Prognostic models for multiple myeloma have been fraught with tremendous heterogeneity in outcome among subgroups. In the context of Total Therapy 2, a tandem transplant trial for newly diagnosed myeloma, comprehensive information was available in 220 patients on standard prognostic factors (SPF), magnetic resonance imaging (MRI)-defined focal lesions, cytogenetic abnormalities (CA), fluorescence-in-situ-hybridisation (FISH)-derived amplification of chromosome 1q21 (amp1q21) and deletion of 13q14, as well as gene expression profiling (GEP). Five multivariate analysis-based survival models were derived, utilising SPF only (model 1), with progressive addition of CA (model 2), MRI (model 3), FISH (model 4) and GEP (model 5). The R(2) value, a measure of accounting for clinical outcome variability, increased progressively from 18% in model 1 to 38% in model 5. The hazard ratio for overall survival was highest for GEP (3.07, P < 0.001) followed by amp1q21 (1.71, P = 0.05). According to the presence of none (49%), one (35%) or both of these two risk features (16%), 3-year survival decreased progressively from 92% to 78% to 43% (P < 0.0001). Thus, the dominance over other prognostic parameters of molecular genetics justifies the generation of quantitative reverse transcription polymerase chain reaction methodology ('MM genetic kit') for the optimal risk stratification of patients participating in therapeutic trials.

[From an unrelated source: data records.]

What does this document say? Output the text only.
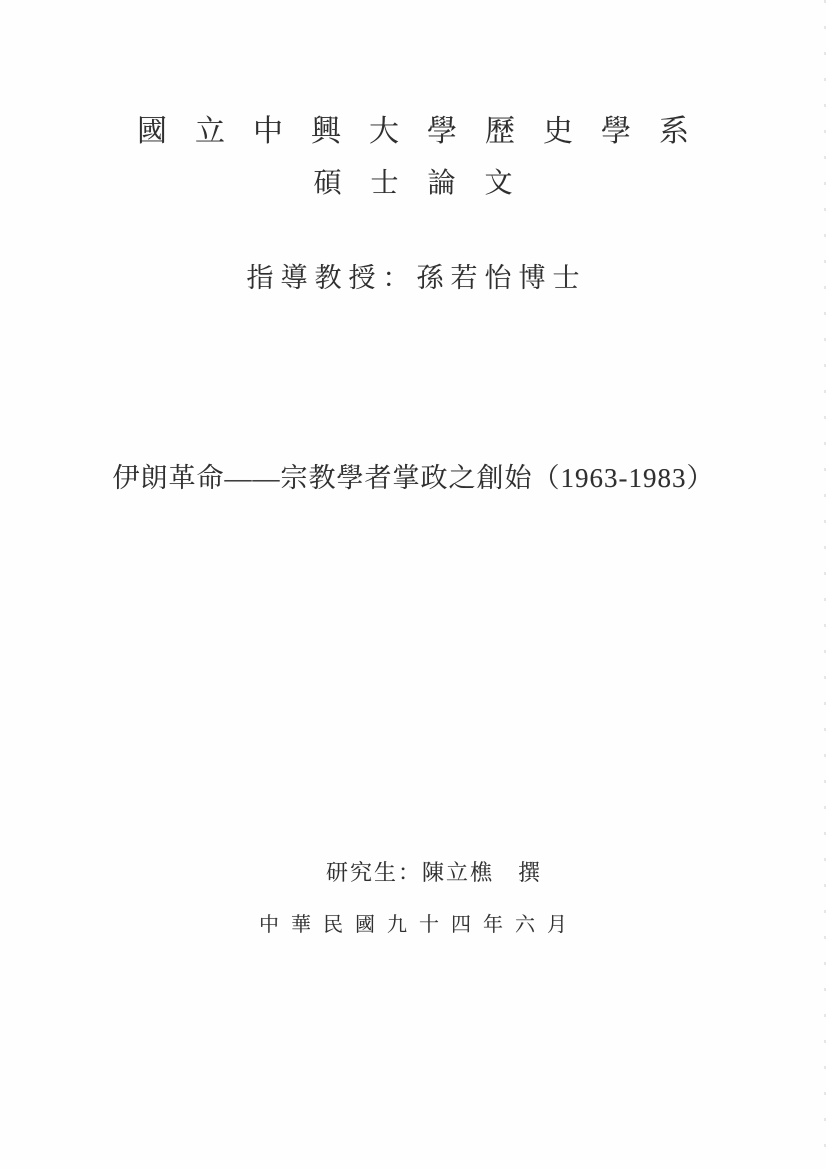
國立中興大學歷史學系
碩士論文
指導教授：孫若怡博士
伊朗革命——宗教學者掌政之創始（1963-1983）
研究生：陳立樵　撰
中華民國九十四年六月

High serum-free light chain levels and their rapid reduction in response to therapy define an aggressive multiple myeloma subtype with poor prognosis.

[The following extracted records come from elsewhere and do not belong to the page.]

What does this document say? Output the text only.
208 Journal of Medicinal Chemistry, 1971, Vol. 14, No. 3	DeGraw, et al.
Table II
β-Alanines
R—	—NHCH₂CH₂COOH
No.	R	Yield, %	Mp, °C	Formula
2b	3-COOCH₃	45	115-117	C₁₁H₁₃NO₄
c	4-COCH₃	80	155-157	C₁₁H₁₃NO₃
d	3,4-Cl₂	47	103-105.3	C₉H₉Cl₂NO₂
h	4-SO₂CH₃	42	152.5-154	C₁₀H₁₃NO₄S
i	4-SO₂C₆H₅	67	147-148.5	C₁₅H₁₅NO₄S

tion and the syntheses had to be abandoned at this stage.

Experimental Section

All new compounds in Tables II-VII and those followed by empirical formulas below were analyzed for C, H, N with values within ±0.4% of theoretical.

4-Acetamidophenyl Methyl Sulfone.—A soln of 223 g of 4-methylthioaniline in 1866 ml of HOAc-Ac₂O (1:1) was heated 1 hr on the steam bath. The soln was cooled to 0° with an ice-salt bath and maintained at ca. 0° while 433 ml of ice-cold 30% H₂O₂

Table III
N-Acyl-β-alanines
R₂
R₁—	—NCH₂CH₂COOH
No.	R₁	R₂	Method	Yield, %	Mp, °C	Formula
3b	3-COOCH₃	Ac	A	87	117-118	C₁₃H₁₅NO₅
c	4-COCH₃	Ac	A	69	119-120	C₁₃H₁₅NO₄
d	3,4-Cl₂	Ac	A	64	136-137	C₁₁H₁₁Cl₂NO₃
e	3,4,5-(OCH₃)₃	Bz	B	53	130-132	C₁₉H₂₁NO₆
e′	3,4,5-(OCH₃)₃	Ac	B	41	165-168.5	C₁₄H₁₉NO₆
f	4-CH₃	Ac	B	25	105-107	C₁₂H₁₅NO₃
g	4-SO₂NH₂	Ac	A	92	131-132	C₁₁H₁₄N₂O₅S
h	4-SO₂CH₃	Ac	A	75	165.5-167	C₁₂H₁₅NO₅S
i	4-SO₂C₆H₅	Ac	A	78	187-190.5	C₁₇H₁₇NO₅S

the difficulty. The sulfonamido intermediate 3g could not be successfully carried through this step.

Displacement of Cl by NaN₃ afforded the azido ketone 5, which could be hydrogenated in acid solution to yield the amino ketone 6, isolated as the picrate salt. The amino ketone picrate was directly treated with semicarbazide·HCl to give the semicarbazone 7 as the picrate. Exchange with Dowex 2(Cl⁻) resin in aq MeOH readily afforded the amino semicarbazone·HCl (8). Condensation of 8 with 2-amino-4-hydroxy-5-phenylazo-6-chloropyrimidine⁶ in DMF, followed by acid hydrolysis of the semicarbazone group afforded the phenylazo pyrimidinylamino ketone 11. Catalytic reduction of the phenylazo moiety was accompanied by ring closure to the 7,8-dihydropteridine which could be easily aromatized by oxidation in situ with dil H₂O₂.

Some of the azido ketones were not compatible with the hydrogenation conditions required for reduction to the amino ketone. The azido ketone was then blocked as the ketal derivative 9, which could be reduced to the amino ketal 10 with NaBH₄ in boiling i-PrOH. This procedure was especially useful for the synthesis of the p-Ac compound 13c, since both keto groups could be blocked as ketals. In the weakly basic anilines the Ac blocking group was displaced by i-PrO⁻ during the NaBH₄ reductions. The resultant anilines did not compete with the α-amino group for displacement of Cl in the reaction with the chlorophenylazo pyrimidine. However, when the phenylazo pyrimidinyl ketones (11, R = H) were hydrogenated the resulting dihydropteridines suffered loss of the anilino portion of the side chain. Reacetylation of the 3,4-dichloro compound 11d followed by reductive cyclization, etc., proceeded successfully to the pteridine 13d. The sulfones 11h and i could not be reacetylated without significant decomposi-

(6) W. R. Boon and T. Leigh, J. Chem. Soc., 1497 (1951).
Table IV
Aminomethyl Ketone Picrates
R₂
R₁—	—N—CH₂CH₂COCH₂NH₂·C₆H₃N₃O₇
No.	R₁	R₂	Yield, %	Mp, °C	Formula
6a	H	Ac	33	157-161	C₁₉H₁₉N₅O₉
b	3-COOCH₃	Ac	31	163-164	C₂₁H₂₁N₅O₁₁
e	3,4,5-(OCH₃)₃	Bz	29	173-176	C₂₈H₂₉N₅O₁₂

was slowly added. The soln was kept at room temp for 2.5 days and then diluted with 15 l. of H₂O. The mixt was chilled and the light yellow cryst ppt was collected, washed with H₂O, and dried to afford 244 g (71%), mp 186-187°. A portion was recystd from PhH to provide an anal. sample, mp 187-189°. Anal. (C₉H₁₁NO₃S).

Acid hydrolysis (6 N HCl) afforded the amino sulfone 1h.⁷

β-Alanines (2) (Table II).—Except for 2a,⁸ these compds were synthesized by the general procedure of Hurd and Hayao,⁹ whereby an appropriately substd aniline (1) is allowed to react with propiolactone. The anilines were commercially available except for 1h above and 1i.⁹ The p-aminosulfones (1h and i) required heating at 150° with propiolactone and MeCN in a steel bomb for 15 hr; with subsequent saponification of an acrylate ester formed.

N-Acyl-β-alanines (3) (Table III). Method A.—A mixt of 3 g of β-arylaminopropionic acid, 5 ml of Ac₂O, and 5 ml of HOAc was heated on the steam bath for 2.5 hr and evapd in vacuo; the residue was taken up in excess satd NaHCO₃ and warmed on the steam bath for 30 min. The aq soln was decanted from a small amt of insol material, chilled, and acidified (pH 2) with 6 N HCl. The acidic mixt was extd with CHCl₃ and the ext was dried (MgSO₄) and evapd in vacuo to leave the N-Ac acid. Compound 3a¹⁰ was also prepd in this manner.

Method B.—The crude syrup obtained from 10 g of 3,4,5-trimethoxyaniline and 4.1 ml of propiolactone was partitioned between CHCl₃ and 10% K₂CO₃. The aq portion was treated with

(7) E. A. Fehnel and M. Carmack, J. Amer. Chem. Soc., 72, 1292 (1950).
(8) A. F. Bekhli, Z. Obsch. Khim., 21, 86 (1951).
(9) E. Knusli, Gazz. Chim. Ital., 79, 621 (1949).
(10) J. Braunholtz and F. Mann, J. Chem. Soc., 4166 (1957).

Serum-free light chain (SFLC) levels are useful for diagnosing nonsecretory myeloma and monitoring response in light-chain-only disease, especially in the presence of renal failure. As part of a tandem autotransplantation trial for newly diagnosed multiple myeloma, SFLC levels were measured at baseline, within 7 days of starting the first cycle, and before both the second induction cycle and the first transplantation. SFLC baseline levels higher than 75 mg/dL (top tertile) identified 33% of 301 patients with higher near-complete response rate (n-CR) to induction therapy (37% vs 20%, P = .002) yet inferior 24-month overall survival (OS: 76% vs 91%, P < .001) and event-free survival (EFS: 73% vs 90%, P < .001), retaining independent prognostic significance for both EFS (HR = 2.40, P = .008) and OS (HR = 2.43, P = .016). Baseline SFLC higher than 75 mg/dL was associated with light-chain-only secretion (P < .001), creatinine level 176.8 microM (2 mg/dL) or higher (P < .001), beta-2-microglobulin 297.5 nM/L (3.5 mg/L) or higher (P < .001), lactate dehydrogenase 190 U/L or higher (P < .001), and bone marrow plasmacytosis higher than 30% (P = .003). Additional independent adverse implications were conferred by top-tertile SFLC reductions before cycle 2 (OS: HR = 2.97, P = .003; EFS: HR = 2.56, P = .003) and before transplantation (OS: HR = 3.31, P = .001; EFS: HR = 2.65, P = .003). Unlike baseline and follow-up analyses of serum and urine M-proteins, high SFLC levels at baseline-reflecting more aggressive disease-and steeper reductions after therapy identified patients with inferior survival.